Table of Contents
In the past couple of years, you may have noticed a strange trend in your analytics: traffic numbers are climbing, but conversion rates are dropping. Often, the cause isn’t a sudden change in customer behavior. It’s the rise of AI bots.
Crawlers from companies like OpenAI (GPTBot), Perplexity, Amazon, Apple, Anthropic, and others are scanning the web to feed their AI models. While they usually identify themselves, they also show up in your Google Analytics data as if they were real visitors. Since bots never buy, your traffic increases while your conversion rates decline.
This guide is not about blocking the bots outright (though some companies use firewalls or robots.txt for that). It’s about making sure your analytics reflect real customer behavior, so your year-over-year numbers remain meaningful.
To keep instructions simple, each step begins by telling you where to click inside Google Tag Manager (GTM) or Google Analytics 4 (GA4).
For example:
“GTM → Variables → New” means:
The same applies in GA4: “GA4 → Admin → Custom definitions” means you should log into Google Analytics 4, click the Admin gear icon, and then select Custom definitions under the Property column.
Every browser, human or bot, sends a user agent string that identifies what it is. If we capture that string, we can later filter out traffic that clearly comes from bots.
function() { return navigator.userAgent; }
Save
We now need to send this user agent information along with pageview events into GA4.
⚠️ Note: If your GA4 Config Tag is already sending page views automatically, you may get duplicates. To avoid this, either disable send_page_view in the config tag or give this event a slightly different name (like page_view_with_user_agent).
Now every page view your GA4 property receives will include the user agent string.
GA4 won’t let you use custom user properties in reports until you register them as dimensions.
Dimension name: User Agent
Scope: User
User property: user_agent
Save
Before you rely on this, confirm that the user agent is being passed correctly.
If DebugView isn’t showing your session, make sure your cookie banner is set to allow analytics and, for testing, you can add an event parameter debug_mode = true
.
Now you can create an audience that excludes bots.

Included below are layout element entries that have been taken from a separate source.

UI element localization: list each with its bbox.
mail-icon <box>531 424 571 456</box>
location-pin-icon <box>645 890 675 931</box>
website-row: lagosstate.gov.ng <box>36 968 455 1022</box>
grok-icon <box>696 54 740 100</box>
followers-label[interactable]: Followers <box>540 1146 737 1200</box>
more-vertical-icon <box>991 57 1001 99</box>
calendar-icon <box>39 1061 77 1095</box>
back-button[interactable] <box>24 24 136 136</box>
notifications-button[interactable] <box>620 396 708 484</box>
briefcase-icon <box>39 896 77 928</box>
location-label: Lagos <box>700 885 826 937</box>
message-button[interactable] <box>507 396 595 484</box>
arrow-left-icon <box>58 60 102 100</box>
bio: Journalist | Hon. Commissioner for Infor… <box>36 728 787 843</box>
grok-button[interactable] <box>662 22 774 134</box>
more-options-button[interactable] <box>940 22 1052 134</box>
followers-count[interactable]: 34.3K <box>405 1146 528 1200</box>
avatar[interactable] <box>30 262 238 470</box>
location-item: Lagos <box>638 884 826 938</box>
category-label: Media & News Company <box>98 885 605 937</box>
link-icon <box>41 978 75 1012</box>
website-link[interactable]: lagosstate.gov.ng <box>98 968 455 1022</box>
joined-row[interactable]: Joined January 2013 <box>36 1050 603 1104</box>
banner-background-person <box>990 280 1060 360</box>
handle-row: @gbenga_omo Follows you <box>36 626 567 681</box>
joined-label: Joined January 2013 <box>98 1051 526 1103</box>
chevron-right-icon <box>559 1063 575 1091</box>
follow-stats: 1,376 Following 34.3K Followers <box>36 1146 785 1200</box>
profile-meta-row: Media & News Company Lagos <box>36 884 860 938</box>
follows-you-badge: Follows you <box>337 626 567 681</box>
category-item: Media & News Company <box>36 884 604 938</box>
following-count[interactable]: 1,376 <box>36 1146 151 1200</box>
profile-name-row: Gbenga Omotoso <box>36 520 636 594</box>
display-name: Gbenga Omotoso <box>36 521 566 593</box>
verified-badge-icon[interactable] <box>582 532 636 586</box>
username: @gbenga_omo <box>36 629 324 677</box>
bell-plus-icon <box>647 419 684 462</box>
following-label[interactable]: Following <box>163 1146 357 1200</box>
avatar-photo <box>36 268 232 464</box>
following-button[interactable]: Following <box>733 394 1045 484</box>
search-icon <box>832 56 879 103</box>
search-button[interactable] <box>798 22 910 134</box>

⚠️ Note: GA4 only allows up to 10 conditions per audience. If you need to filter more bots in the future, create a second audience (e.g., Human Visitors – Extended).

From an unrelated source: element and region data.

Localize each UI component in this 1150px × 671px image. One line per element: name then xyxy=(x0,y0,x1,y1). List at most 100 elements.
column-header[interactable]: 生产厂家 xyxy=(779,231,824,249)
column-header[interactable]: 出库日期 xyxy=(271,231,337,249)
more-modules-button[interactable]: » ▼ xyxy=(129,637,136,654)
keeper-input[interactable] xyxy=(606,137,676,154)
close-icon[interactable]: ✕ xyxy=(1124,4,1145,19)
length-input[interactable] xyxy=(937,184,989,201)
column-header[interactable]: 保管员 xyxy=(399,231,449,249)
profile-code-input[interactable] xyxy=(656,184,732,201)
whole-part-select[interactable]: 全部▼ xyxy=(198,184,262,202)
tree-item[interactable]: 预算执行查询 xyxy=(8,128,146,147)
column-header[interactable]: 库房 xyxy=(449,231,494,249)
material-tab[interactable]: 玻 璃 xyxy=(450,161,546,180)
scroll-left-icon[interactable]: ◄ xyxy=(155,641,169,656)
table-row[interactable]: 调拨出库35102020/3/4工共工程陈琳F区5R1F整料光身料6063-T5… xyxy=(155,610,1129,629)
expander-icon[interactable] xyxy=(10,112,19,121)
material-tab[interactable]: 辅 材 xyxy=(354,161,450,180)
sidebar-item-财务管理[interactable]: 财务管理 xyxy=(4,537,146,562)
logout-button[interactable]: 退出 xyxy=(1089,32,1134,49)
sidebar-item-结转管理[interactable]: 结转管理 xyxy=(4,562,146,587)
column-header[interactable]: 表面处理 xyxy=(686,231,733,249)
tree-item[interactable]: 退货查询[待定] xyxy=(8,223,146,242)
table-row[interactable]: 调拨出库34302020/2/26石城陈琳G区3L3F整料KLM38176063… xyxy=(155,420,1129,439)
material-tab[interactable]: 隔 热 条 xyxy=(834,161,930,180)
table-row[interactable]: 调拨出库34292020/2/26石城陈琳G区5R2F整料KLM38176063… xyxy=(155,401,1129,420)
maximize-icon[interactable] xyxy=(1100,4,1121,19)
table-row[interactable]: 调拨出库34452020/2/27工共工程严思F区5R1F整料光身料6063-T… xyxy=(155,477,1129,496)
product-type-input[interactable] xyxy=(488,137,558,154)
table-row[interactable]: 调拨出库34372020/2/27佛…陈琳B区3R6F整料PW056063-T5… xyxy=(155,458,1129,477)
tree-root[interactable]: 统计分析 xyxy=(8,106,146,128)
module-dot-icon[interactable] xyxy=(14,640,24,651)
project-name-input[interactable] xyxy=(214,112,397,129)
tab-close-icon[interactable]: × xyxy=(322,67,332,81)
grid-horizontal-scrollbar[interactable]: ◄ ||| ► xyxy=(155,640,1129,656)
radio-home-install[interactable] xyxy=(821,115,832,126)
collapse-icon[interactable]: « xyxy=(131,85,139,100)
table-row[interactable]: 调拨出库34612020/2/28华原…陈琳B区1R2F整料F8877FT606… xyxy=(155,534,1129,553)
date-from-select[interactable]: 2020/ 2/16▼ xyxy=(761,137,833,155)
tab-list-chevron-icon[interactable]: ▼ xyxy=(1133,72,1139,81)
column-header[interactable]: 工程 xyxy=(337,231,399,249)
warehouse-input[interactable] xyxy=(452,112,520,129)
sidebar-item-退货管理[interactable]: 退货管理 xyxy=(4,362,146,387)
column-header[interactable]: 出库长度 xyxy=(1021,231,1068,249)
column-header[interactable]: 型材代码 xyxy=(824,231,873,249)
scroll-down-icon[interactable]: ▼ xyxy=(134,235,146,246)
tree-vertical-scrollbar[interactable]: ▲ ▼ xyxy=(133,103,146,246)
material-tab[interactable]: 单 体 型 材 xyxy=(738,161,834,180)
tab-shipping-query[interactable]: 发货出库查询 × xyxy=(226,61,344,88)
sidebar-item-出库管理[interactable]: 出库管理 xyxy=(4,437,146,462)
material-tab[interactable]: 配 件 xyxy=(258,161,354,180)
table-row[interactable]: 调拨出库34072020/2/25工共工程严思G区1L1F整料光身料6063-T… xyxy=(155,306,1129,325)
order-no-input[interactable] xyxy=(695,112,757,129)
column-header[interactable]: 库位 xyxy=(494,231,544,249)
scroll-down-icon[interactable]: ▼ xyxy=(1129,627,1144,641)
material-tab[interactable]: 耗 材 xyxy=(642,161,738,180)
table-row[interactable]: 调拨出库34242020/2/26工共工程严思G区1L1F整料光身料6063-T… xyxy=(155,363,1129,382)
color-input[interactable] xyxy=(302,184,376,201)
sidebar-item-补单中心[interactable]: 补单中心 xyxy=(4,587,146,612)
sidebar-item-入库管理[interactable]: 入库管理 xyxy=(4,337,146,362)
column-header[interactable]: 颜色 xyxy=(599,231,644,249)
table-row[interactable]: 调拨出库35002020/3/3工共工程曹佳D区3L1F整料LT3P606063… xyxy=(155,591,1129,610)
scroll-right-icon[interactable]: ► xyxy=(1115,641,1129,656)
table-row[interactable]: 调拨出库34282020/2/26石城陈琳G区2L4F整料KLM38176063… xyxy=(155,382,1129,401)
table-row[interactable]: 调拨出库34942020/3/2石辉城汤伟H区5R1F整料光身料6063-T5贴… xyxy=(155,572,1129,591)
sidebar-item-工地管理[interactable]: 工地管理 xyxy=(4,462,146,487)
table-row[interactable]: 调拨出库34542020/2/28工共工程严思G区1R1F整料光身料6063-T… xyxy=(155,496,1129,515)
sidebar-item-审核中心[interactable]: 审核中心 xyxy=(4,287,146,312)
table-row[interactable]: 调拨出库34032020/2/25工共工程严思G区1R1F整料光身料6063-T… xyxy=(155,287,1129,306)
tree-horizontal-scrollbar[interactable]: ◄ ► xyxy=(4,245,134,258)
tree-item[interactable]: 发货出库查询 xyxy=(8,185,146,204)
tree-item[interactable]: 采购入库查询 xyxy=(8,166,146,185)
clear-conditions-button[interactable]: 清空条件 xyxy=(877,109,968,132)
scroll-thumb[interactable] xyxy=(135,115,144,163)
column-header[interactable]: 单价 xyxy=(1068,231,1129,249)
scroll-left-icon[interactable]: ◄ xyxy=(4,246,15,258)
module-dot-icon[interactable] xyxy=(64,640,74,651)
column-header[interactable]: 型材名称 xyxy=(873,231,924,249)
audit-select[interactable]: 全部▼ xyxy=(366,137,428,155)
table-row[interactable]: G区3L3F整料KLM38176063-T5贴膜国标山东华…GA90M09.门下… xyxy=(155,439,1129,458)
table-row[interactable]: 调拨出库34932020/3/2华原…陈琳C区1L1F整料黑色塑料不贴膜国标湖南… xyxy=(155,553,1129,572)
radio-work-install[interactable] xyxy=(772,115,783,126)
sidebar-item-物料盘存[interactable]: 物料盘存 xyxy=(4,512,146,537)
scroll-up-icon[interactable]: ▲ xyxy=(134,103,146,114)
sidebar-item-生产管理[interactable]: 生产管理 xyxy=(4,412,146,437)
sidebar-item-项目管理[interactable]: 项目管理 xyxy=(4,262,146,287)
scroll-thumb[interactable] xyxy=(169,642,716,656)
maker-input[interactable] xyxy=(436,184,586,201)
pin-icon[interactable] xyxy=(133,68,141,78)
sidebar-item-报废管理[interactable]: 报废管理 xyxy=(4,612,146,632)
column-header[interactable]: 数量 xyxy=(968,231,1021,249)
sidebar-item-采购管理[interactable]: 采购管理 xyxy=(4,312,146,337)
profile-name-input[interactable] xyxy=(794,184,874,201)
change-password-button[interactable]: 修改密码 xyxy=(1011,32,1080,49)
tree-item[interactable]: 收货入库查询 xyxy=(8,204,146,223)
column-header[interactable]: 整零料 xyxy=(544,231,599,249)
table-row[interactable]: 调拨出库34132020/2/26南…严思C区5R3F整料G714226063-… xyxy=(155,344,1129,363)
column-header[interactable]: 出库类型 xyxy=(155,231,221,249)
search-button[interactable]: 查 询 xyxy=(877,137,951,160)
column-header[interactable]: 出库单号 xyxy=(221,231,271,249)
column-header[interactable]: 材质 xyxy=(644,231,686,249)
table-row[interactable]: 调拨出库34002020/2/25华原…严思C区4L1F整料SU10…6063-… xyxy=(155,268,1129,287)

From here forward, GA4 will classify new visitors into this audience (it won’t backfill past data).
You can now:
This gives you a truer picture of real customer activity and keeps your KPIs comparable to pre-AI-bot baselines.
For an eCommerce manager, accurate analytics is the foundation of decision-making. If bots double your traffic, your conversion rate can appear cut in half overnight — even though customer behavior hasn’t changed. That can lead to wrong conclusions about ad performance, site design, or merchandising.
By setting up this filter, you’re not fighting the bots; you’re simply keeping your data honest. Your conversion rates, revenue per session, and marketing ROI will once again reflect real shoppers — the people who actually matter to your business.
New crawlers will keep appearing. The advantage of this approach is flexibility: by capturing the full user_agent, you can always update your audience with new conditions as you spot new bots in your data.
This ongoing maintenance ensures your analytics stay clean and your KPIs remain consistent — even as the internet around you changes.
Q: Will this method block bots from visiting my site?
No. This approach only filters bots out of your analytics reports so your data reflects human visitors. The bots may still crawl your site. If you want to block or rate-limit them, you’ll need to configure that at the server, CDN, or firewall level.
Q: Why not just use GA4’s built-in bot filtering?
GA4 includes standard bot filtering based on the IAB (Interactive Advertising Bureau) list. However, many newer AI crawlers (like GPTBot or Perplexity) aren’t covered in that list. Capturing the user_agent string gives you more flexibility and control.
Q: Could this setup cause duplicate page views in GA4?
Yes, it can if your GA4 Configuration Tag is also firing a page_view. To avoid double-counting, you can either disable automatic page views in the config tag or give your custom event a different name (e.g., page_view_with_user_agent).
Q: Do I need to list every possible bot user agent string?
No, only the ones that show up in your traffic. Start with the common ones (GPTBot, Perplexity, Amazonbot, CCBot, Google-Extended, Anthropic, Applebot, Meta-ExternalAgent). Over time, check your captured user agents in GA4 and add new exclusions as needed.
Q: How far back will this fix clean my data?
Audiences in GA4 are forward-looking only. They will not remove bot traffic from past data. From the day you publish the audience, new users will be classified accordingly.
Q: Can I filter by country instead of user agent?
If your store only sells to U.S. customers, you can also filter analytics data by country (e.g., only include “United States”). This removes much bot noise, but not all bots declare accurate geography. Combining country filters with user-agent filtering is often the best approach.
Q: What if my company uses Consent Mode or a cookie banner?
If you use Google Consent Mode, GTM and GA4 may not fire until the visitor grants analytics consent. When testing with Tag Assistant or DebugView, make sure to accept consent first.